Num certo sentido, estas críticas são válidas.
O século XXI tem sido marcado por poucos campeões: Michael Schumacher (2000, 2001, 2002, 2003 e 2004), Sebastian Vettel (2010, 2011, 2012, 2013), Lewis Hamilton (2008, 2014, 2015, 2017, 2018, 2019 e se o mundo não acabar amanhã 2020 também); Fernando Alonso foi bicampeão (2005 e 2006), Jenson Button (2009) e Nico Rosberg dois one-hit wonders.
A pouca variabilidade traduz-se em monotonia e isso reduz naturalmente as expectativas. Para quê discutir um desporto se é sempre o mesmo que ganha?
Pois.
Talvez estejamos a ver isto ao contrário: porquê não discutir um desporto de elite, competitivo, desgastante e permeável a jogos de poder como poucos, que ainda assim tem sido consistentemente dominado pelo mesmo homem? É como olhar para uma obra de arte vezes de mais e perder a noção de que estamos a olhar para uma obra de arte, porque nos familiarizámos com esta entretanto.
Temos de manter a perspectiva.
Concentremo-nos em Hamilton, que não é de forma alguma o protótipo do piloto de Fórmula 1, a começar pelo óbvio: a cor da pele. Este rapaz nascido pobre a quem Ron Dennis deu uma oportunidade um dia, acabou de bater o recorde de triunfos de Michael Schumacher e é agora o tipo com mais vitórias em corridas na história da competição: 92.
"É sempre uma honra perseguir a perfeição", disse ele à equipa na comunicação rádio, quando cruzou a meta em Portimão.
A "perfeição" pode ser igualada no final da época, quando Hamilton conquistar o Mundial pela sétima vez (tal como Schumacher), algo que apenas o fim apocalíptico do planeta parece poder travar: Hamilton tem 230 pontos, Bottas 161 e Verstappen 147.

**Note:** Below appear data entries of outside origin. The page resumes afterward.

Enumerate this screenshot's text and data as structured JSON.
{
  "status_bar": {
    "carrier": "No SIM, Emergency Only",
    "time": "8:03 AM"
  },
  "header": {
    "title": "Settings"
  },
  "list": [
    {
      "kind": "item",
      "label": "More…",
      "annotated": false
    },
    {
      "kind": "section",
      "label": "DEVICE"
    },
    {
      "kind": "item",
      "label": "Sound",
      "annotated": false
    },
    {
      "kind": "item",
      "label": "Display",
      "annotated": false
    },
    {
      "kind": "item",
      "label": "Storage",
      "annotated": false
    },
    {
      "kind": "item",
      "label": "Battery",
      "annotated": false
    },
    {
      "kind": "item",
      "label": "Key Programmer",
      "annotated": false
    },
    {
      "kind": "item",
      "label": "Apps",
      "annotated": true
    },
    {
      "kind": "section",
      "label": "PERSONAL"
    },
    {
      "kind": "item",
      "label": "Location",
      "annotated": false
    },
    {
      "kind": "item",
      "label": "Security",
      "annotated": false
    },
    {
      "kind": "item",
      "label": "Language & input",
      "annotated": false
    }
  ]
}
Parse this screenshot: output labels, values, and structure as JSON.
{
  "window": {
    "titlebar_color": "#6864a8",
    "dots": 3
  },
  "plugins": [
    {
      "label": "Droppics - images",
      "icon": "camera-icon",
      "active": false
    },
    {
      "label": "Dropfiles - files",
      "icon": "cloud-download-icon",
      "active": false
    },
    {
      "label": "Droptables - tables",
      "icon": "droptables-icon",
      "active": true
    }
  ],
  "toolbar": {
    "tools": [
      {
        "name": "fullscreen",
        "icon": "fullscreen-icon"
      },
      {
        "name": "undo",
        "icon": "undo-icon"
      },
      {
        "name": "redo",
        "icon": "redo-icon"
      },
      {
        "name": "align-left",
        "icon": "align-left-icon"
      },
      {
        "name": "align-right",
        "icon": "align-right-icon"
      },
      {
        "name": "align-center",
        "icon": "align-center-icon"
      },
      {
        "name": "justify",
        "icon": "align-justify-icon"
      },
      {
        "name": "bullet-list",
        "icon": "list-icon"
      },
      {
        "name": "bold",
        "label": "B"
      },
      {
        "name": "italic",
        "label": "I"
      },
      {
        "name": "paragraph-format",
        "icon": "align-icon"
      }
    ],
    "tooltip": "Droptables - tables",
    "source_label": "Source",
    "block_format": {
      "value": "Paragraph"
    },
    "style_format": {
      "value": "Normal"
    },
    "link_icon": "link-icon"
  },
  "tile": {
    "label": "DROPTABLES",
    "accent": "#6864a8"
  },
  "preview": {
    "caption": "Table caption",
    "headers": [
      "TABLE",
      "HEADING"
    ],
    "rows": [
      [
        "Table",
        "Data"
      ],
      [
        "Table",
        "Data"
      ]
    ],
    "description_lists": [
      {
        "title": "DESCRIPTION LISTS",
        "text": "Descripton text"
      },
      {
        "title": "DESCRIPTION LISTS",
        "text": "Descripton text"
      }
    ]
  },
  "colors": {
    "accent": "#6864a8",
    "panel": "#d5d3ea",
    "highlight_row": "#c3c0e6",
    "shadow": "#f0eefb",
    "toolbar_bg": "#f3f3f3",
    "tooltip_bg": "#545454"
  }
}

Porque não será o britânico a falhar.
No Grande Prémio de Portugal, em que largou da pole position, Lewis Hamilton mostrou que está num nível inalcançável para os outros. Numa pista semi-desconhecida para todos, em condições de chuvinha miudinha, o piloto da Mercedes partiu mal, tremido, viu-se ultrapassado pelo colega Valtteri Bottas e pelo rival - 'rival' - Carlos Sainz; essa anormalidade durou pouco, que Bottas ultrapassou Sainz quando os pneus aqueceram e a seguir Hamilton passou por ambos.
E entrou na zona.
Volta atrás de volta, Lewis foi ganhando tempo ao valente Valttteri Bottas que acabou a mais de 25 segundos; o terceiro classificado, Max Verstappen (Red Bull), terminou a 35 segundos e uns pozinhos mais. Como um relógio, o número 44 da Mercedes percorreu o traçado sem erros, poupando os pneus como ninguém. "Os pneus estão perfeitos", chegou a dizer a determinado momento, quando as borrachas da concorrência pareciam soltar-se dos monolugares como lama de um par de botas. A sua condução limpa, suave e certa, e também a experiência são uma combinação impossível de resistir, imune a cãibras que próprio confessou no final.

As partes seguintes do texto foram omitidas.